A self-build journey is a unique experience, and how you choose to heat your new self-build property is a major decision that is not to be taken lightly. It's more than simply keeping cosy in winter as there are a lot of factors to consider. You’ll no doubt want a system that performs efficiently, keeps bills low and is easy to maintain in the future.
As there are many options to consider nowadays, two options that are often compared are far infrared heating systems and a heat pump. At this point, you will need to take into consideration your personal preferences, budget, and the specific requirements of your property as each property varies.
Infrared heating uses radiant heat to warm objects and surfaces in a room, as opposed to the air. This means that the heat is more focused and targeted, and can provide a more comfortable, natural feeling of warmth. Infrared heating can also be more energy-efficient than traditional heating systems, as it doesn't need to warm up the entire air in a room to create a comfortable environment.
A heat pump, on the other hand, is designed to work by extracting heat from the outside air and using it to heat your property. This can be a very energy-efficient option, however, it still needs electricity to run the heat pump, so it’s not a completely renewable system. In colder climates, it will take considerably more electricity as it needs to work harder to keep your space warm making it less efficient to run during the winter, which is when you need heat the most.
You would need to keep it running 24/7, to keep your house at ambient temperature, whereas an infrared system will take less time to heat up and you wouldn’t need to keep it running throughout the winter – only use it when and where you need it. They can also experience issues such as icing in cold temperatures, which can ultimately damage the system in the long run and if it stops working, this will mean that there will be no heating throughout the entire house. Heat pumps can also be used for cooling in the summer months, making them a versatile choice.
When installing a heat pump, you would also need to think about the space you have on your property and in some cases, you would also require planning permission as this can be a rather invasive process. Another hidden cost would potentially be needing to upgrade your electrical supply unit as well as annual and ongoing maintenance. To keep the unit in the best possible condition, this will be compulsory.

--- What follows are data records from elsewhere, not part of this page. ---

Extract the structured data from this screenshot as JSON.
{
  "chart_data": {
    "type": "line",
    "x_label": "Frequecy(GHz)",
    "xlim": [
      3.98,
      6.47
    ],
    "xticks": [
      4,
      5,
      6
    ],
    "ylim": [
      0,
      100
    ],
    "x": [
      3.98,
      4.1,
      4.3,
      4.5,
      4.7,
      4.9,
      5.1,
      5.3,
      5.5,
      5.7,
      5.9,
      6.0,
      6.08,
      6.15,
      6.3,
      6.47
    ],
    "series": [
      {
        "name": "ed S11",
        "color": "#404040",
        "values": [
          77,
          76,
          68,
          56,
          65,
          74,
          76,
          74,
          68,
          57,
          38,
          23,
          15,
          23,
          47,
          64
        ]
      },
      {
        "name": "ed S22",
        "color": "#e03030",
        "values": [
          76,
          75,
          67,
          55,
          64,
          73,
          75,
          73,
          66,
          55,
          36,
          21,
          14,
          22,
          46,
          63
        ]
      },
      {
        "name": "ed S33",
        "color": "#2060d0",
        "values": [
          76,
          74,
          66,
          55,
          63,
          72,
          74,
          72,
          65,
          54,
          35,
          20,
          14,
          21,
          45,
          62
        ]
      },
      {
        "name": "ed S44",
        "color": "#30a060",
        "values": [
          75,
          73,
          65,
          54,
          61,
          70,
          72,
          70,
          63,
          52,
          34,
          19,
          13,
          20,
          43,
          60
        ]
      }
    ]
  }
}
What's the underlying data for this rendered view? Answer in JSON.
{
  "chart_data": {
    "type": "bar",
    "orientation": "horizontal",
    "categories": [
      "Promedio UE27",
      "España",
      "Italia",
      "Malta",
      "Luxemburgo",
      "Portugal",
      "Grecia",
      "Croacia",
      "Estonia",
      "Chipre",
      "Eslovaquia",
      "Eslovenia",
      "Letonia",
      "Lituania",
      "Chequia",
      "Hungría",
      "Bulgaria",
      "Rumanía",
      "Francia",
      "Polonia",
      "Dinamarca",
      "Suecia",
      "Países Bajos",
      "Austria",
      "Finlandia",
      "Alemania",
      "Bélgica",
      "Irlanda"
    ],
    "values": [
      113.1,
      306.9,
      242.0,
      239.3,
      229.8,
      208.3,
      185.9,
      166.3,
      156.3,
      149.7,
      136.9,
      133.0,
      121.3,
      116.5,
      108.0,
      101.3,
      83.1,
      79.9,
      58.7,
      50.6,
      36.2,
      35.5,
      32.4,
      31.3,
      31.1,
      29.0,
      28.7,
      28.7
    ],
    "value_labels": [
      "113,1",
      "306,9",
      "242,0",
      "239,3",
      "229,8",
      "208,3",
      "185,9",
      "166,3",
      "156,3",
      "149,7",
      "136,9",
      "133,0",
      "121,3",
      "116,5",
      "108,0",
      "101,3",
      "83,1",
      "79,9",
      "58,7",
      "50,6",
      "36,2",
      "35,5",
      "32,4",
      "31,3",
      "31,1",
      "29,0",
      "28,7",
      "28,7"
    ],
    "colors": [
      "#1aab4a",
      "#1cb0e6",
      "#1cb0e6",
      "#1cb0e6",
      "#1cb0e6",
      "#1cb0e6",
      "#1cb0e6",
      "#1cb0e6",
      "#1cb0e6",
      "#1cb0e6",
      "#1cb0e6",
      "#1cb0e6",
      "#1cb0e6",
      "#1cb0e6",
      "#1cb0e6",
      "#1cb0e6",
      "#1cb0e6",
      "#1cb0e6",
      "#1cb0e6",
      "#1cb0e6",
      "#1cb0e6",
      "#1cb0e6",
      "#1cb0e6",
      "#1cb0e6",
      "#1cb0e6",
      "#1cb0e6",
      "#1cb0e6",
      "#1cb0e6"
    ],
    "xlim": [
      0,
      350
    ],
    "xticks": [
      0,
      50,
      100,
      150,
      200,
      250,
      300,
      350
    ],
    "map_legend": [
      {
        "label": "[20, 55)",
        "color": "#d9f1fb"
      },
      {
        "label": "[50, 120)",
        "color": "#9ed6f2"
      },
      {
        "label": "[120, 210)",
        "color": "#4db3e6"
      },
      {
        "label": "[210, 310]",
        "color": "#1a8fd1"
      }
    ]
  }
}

Labour and parts costs will continue to increase and will become difficult to find as the unit gets older.
When deciding between infrared heating and a heat pump, you may want to consider the following
Budget: Heat pumps can be more expensive to install than infrared heating but may offer long-term savings on your energy bills.
Climate: If you live in a cold climate, a heat pump may not be as effective at providing heat as infrared heating. However, if you live in a mild climate, a heat pump may be a very effective option.
Room layout: Infrared heating can be particularly effective in rooms with high ceilings, as it can warm the objects and surfaces in the room directly.
Going electric is essential to achieve the UK Government's net zero plan and even though the government is heavily promoting heat pumps as the solution; infrared heating could be the best possible answer and is likely to be much cheaper and far more practical than heat pumps for the larger majority of domestic and commercial properties. This is because Infrared heaters are a fraction of the cost to initially purchase and cheaper to install. In some cases, this can be an even DIY installation, so there is no need for electricians or even engineers. As infrared panels require a low amount of energy to function, you can also consider installing solar and battery storage to offset your energy bills.
Can I combine my heat pump and an infrared heating system together?
If you are 100% sure you would like to install a heat pump into your new build, it is possible to combine it with a smart infrared heating system so that you have an extra boost for colder days, or if you want to zone your room and only use it when you occupying a certain area of your home.